In their book, Virtuous Violence: Hurting and Killing to Create, Sustain, End, and Honor Social Relationships, moral psychologist Tage Rai at Northwestern and psychological anthropologist Alan Fiske at UCLA sketch the extent to which their work shows that violent behavior among human beings is often not a breach of moral codes but an embodiment of them.

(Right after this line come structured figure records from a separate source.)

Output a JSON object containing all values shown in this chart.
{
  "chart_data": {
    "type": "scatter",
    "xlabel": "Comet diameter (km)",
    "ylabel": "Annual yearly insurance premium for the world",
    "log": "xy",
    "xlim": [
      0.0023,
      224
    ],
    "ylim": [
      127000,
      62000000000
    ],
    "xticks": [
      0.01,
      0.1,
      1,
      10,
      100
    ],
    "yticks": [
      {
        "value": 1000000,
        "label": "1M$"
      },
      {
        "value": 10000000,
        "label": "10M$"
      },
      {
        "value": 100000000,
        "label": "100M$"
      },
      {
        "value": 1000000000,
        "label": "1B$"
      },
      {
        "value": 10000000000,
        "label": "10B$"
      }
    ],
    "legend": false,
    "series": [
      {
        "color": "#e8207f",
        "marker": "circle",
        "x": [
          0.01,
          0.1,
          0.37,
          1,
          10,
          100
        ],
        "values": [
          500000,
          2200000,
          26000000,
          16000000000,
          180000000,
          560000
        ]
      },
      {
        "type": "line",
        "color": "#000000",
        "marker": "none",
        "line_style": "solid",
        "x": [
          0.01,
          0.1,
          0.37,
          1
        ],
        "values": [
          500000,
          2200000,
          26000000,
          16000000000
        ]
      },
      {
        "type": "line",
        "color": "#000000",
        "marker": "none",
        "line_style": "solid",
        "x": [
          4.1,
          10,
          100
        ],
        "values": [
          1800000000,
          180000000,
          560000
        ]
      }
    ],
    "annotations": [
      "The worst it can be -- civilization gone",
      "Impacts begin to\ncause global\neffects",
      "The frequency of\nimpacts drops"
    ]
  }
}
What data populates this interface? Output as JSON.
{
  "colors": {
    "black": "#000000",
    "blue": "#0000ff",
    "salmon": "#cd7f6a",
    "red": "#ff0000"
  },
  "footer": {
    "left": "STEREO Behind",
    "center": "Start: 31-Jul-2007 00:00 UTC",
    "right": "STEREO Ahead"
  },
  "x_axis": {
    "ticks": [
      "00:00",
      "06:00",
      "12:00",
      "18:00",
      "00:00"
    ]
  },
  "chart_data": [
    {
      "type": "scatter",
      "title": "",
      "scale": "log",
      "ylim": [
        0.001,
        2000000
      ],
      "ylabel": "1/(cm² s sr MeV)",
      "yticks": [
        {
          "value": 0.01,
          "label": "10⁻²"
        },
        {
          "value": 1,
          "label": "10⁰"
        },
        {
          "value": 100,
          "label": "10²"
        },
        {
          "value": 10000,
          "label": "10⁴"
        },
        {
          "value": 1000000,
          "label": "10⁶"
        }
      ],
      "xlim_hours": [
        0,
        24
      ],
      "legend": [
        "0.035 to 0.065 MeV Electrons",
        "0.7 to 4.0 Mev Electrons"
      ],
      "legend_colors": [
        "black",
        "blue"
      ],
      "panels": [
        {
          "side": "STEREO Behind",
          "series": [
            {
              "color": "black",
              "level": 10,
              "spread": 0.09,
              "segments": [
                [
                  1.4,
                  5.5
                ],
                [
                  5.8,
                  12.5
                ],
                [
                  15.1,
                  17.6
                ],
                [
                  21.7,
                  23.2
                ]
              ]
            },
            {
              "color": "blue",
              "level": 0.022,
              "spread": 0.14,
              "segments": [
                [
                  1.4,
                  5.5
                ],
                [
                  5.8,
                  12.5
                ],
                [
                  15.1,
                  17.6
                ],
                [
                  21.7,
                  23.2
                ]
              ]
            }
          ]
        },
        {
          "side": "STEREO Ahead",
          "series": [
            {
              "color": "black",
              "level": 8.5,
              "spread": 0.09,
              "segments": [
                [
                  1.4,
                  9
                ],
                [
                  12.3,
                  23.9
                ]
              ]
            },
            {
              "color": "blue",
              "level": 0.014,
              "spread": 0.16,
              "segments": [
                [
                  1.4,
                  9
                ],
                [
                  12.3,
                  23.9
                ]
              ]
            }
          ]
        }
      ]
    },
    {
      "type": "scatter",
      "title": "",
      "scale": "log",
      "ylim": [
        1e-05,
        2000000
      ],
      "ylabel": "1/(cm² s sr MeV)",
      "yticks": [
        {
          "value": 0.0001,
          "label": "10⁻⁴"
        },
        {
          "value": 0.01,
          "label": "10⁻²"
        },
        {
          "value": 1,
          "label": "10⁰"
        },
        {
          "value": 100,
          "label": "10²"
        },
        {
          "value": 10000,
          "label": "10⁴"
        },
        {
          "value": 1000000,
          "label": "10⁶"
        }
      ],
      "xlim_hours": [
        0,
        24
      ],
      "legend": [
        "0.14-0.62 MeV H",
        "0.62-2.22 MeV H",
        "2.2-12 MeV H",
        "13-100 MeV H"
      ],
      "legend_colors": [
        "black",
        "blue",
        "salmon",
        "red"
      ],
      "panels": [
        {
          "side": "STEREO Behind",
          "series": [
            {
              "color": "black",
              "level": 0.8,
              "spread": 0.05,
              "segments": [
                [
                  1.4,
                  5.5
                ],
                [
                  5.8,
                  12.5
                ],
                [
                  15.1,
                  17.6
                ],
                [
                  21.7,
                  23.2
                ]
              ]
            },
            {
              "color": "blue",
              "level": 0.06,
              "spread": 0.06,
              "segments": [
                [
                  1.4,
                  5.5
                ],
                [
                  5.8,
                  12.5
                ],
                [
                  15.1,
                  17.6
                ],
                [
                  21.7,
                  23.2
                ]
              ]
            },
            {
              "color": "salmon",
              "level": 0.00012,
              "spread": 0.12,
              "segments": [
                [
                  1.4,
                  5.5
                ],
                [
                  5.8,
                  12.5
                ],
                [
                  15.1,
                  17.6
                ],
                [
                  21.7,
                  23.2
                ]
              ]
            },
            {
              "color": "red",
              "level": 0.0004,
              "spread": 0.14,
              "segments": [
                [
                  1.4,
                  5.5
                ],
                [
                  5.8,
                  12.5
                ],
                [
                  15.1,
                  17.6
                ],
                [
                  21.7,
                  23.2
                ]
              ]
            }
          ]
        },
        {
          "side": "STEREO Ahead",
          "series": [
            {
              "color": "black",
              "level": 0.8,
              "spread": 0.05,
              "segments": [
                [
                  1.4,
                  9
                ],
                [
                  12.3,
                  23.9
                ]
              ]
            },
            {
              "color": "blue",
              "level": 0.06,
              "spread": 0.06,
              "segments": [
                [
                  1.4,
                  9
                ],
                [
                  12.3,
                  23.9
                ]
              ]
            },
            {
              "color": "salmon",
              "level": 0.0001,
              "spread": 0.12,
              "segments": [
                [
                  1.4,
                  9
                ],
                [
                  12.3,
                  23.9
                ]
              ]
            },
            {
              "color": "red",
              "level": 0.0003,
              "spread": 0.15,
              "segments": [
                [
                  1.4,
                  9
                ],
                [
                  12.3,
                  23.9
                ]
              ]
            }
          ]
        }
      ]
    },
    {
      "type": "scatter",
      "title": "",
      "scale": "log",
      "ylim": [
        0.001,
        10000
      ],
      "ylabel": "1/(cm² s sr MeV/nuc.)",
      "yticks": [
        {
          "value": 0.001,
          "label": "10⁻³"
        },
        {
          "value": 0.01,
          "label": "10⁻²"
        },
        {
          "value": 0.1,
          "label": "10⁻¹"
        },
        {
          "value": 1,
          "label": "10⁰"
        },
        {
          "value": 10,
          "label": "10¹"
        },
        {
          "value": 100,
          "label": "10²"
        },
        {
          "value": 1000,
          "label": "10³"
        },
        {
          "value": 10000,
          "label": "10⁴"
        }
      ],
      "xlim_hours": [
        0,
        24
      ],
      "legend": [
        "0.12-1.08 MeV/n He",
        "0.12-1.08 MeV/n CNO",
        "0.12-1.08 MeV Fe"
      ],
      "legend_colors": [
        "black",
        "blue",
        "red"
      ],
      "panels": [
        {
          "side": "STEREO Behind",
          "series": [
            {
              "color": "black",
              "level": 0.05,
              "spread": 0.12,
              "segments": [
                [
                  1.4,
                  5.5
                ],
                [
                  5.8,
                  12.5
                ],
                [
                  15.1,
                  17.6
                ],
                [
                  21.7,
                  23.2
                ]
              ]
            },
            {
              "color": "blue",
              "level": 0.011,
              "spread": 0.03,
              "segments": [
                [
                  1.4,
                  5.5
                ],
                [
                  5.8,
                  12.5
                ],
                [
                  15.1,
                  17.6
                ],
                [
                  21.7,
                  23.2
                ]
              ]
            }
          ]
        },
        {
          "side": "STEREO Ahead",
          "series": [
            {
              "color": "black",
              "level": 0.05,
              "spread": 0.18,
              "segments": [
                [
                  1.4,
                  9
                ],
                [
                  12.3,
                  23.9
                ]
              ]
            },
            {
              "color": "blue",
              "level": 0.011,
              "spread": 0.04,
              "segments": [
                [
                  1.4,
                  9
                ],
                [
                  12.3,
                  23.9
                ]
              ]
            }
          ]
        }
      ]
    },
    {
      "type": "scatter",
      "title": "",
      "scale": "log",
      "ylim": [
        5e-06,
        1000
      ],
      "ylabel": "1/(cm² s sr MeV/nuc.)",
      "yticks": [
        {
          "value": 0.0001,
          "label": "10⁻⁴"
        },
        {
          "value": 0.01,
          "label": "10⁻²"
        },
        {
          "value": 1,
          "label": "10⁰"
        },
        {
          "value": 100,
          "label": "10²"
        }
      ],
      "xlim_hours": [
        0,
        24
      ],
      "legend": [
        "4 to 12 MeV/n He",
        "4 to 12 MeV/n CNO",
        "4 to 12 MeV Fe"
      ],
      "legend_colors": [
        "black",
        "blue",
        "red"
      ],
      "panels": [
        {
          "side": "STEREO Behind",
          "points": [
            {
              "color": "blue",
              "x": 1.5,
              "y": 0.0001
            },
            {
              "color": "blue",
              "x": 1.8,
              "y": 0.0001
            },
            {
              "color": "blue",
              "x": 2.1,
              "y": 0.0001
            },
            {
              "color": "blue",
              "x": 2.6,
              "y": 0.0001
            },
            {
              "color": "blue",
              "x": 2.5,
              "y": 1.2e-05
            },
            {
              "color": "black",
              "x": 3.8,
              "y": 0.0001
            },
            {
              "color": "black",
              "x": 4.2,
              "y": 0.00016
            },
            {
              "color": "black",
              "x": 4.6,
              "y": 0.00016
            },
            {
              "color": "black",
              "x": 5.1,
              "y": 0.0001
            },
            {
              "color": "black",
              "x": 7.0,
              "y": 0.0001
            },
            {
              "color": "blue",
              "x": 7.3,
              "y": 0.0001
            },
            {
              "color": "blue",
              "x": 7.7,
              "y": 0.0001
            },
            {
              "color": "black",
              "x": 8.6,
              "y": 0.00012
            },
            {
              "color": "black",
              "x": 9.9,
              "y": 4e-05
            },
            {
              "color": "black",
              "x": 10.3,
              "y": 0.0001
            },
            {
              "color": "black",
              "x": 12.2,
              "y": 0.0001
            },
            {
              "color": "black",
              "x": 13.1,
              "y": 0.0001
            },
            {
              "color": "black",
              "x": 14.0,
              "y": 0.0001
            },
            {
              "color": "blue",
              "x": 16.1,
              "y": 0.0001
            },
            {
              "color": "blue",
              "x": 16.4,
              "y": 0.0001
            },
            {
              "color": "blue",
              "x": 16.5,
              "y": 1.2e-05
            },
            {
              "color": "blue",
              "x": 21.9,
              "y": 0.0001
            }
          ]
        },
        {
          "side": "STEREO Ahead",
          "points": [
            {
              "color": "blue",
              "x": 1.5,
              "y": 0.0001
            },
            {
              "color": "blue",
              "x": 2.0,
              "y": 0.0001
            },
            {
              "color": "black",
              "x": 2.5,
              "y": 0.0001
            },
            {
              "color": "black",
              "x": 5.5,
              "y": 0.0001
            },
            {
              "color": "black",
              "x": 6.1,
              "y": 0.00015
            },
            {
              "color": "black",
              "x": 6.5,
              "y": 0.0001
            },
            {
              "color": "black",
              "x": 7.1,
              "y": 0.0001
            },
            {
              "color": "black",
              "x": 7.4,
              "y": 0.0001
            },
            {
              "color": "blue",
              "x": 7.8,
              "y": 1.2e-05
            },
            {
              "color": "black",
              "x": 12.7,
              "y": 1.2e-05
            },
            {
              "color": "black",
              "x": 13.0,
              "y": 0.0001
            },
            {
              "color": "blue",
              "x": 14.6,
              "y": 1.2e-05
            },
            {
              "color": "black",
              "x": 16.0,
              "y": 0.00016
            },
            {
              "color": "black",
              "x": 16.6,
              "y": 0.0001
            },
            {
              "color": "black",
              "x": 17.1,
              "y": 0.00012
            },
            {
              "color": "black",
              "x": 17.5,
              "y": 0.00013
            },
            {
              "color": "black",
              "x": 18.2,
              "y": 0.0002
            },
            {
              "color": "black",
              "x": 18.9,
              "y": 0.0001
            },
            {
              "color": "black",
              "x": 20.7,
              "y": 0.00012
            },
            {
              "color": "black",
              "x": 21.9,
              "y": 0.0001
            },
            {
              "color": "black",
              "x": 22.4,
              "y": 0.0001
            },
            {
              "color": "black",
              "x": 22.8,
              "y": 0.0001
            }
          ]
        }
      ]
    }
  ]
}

In a way, we all know this, by way of the exceptions we permit. Augustine’s theory of the Just War arose because his god demonstrably approved of some wars. When Joshua fought the battle of Jericho, he had divine approval, "thou shalt not kill" be damned. To Augustine’s credit and others in that tradition, the Just War theory represents hard work to resist as much licit violence as possible. To their discredit, it represents their decision to cave in to questionable evidence and put a stamp of approval on slaughter. (Am I hallucinating to remember a small thumbnail woodcut of Augustine in the margin of a Time essay on the debates over the justice of the Vietnam War? If my hallucination is correct, then I remember shuddering at the sight.)
And certainly we have plenty of examples closer to date: Mideast terrorists and anti-abortion assassins are flamboyant examples, but elected statesmen—American no less than from countries we aren’t so fond of—are no less prone to pull the trigger on killing with exact justifications based in the soundest moral arguments. We glance away nervously and mutter about exceptions. What if the exceptions are the rule?
If the work of Rai and Fiske wins assent, it points to something more troubling. The good guys are the bad guys. Teaching your children to do the right thing can get people killed. We have other reasons for thinking the traditional model of how human beings work in ideal conditions (intellectual consideration of options informed by philosophical principles leading to rational action) may be not just flawed but downright wrong. Rai/Fiske suggest that the model is not even sustainable as a working hypothesis, or faute de mieux, but is downright dangerous.